Up to 2,000 people living in desperate conditions in northern France now face “very dangerous” weather as winter approaches, volunteers in Calais say.

People living rough in fields and scrubland in the French port is a common sight, with settlements more temporary and dispersed in recent years following the destruction of The Jungle camp.

Many speak of their long and difficult journeys to get to Calais after fleeing horrors of war and torture in their home countries thousands of miles away.

Some spend months living there trying to cross to the UK every day, risking their lives trying to board lorries or getting into dinghies bound for the English coastline.

“The people that we meet every day here all have one thing in common: they’re just trying to find safety,” Care4Calais volunteer Matt Cowling told the PA news agency.

Speaking at the migrant charity’s warehouse in Calais, he added: “Unfortunately we don’t have a fair asylum system for the UK.

“These people are forced to make very dangerous journeys across the Channel… people are in really terrible conditions at the moment so it’s really important that people are coming in here to volunteer and to donate clothes and things like that.”

He warned that dropping temperatures were making conditions “very dangerous” for those sleeping rough in Calais and appealed for donations.

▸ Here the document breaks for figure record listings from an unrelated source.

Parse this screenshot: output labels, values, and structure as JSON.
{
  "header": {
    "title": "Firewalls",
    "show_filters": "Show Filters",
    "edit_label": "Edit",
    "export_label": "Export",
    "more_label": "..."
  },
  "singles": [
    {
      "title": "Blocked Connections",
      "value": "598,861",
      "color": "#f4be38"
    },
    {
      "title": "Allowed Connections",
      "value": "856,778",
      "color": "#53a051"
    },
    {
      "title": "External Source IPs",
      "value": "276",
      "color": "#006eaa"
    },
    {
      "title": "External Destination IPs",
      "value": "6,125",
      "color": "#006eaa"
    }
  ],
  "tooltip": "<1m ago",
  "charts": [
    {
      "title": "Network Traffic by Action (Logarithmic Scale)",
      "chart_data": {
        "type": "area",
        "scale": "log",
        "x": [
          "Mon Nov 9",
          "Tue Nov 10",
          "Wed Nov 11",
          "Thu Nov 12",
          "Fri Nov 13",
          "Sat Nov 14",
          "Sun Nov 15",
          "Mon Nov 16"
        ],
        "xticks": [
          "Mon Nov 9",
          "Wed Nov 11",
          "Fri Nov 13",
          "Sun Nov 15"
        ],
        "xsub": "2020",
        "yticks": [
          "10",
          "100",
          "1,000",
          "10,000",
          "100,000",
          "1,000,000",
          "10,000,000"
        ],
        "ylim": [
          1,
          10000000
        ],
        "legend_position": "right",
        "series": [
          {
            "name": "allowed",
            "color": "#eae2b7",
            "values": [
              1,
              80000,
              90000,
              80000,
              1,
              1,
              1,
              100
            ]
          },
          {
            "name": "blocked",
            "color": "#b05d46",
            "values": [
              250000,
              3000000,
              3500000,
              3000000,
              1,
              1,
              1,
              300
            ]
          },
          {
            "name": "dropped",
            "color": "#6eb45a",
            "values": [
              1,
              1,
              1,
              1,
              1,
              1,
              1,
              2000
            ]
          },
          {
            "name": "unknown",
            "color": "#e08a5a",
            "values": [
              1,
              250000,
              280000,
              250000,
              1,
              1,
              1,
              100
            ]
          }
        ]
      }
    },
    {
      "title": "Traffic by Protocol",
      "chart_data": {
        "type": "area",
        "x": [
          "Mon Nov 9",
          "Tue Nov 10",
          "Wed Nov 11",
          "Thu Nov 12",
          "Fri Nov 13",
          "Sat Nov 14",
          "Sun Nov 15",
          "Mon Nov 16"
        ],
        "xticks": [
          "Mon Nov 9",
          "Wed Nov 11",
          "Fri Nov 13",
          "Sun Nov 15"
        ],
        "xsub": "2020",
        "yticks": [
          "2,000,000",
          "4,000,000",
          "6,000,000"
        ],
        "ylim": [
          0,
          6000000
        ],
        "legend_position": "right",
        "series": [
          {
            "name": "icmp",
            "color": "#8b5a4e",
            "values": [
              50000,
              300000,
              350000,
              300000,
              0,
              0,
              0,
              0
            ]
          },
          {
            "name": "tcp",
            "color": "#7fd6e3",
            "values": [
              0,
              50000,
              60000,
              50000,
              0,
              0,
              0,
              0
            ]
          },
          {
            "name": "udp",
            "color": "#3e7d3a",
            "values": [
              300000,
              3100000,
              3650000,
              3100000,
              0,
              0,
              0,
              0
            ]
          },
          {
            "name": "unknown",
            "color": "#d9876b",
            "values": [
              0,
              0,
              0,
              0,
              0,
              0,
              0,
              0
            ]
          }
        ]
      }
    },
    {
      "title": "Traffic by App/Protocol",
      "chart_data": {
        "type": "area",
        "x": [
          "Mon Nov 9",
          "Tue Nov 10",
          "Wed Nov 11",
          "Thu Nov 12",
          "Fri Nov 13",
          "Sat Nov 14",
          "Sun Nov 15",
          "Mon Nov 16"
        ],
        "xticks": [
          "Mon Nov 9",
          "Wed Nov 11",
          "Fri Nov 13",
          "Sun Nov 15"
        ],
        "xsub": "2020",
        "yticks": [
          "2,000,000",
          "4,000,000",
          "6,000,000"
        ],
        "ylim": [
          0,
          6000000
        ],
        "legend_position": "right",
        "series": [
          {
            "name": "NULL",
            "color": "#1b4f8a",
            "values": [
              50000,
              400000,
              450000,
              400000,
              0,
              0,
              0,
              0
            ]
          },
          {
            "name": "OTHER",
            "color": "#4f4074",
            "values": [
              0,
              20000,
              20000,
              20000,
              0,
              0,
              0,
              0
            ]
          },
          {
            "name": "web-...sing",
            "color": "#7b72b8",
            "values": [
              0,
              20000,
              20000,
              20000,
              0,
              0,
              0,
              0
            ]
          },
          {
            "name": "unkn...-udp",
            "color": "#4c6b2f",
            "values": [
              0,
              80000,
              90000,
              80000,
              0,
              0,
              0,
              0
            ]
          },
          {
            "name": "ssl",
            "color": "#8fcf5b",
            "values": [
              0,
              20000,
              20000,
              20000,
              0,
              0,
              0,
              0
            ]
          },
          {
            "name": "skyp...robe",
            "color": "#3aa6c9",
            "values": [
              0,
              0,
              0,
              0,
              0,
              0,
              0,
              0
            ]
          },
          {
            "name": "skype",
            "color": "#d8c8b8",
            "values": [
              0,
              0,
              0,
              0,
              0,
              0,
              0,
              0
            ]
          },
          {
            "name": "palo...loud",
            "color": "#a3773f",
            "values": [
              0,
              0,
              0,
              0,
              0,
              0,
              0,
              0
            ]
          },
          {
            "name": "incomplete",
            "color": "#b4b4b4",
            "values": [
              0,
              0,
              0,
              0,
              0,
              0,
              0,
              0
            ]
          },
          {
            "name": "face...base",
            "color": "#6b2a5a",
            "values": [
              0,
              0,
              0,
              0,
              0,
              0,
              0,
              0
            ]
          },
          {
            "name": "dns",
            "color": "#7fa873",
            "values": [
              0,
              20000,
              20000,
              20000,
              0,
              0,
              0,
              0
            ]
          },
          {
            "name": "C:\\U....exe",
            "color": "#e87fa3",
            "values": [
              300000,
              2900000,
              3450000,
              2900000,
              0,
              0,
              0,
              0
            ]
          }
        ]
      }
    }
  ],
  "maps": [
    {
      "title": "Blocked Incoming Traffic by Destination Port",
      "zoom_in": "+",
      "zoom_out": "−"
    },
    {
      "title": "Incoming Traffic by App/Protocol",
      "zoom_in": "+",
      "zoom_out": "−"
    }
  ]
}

Fellow volunteer Imogen Hardman blamed French authorities for “almost daily” evictions of migrants in Calais as well as UK asylum policy.

She told PA: “People just have nowhere to settle and people who have escaped really difficult situations are just not finding a place of safety at all.”

Volunteers go through donated clothes at the Care4Calais warehouse
Volunteers go through donated clothes at the Care4Calais warehouse (Gareth Fuller/PA)

While large numbers of people who pass through Calais make it safely to the UK – nearly 20,000 this year – the routes by both sea and lorry can be deadly.

Since the beginning of 2019, more than a dozen people have died or gone missing while trying to cross the English Channel in small boats.

They are among about 300 border-related deaths in and around the English Channel since 1999, according to a report by the Institute of Race Relations, the Permanent Peoples’ Tribunal London steering group and French group Gisti.

It is feared as many as three people are missing after trying to cross from France to the UK in a dinghy last week.

Two men – both Somali nationals – were rescued off the Essex coast but searches for any remaining survivors were later called off.

In October 2020 a boat sank off the coast of France leading to the deaths of seven people, including five from a Kurdish-Iranian family.

The family were named as Rasoul Iran-Nejad, 35, Shiva Mohammad Panahi, 35, Anita, nine, Armin, six, and Artin, 15 months.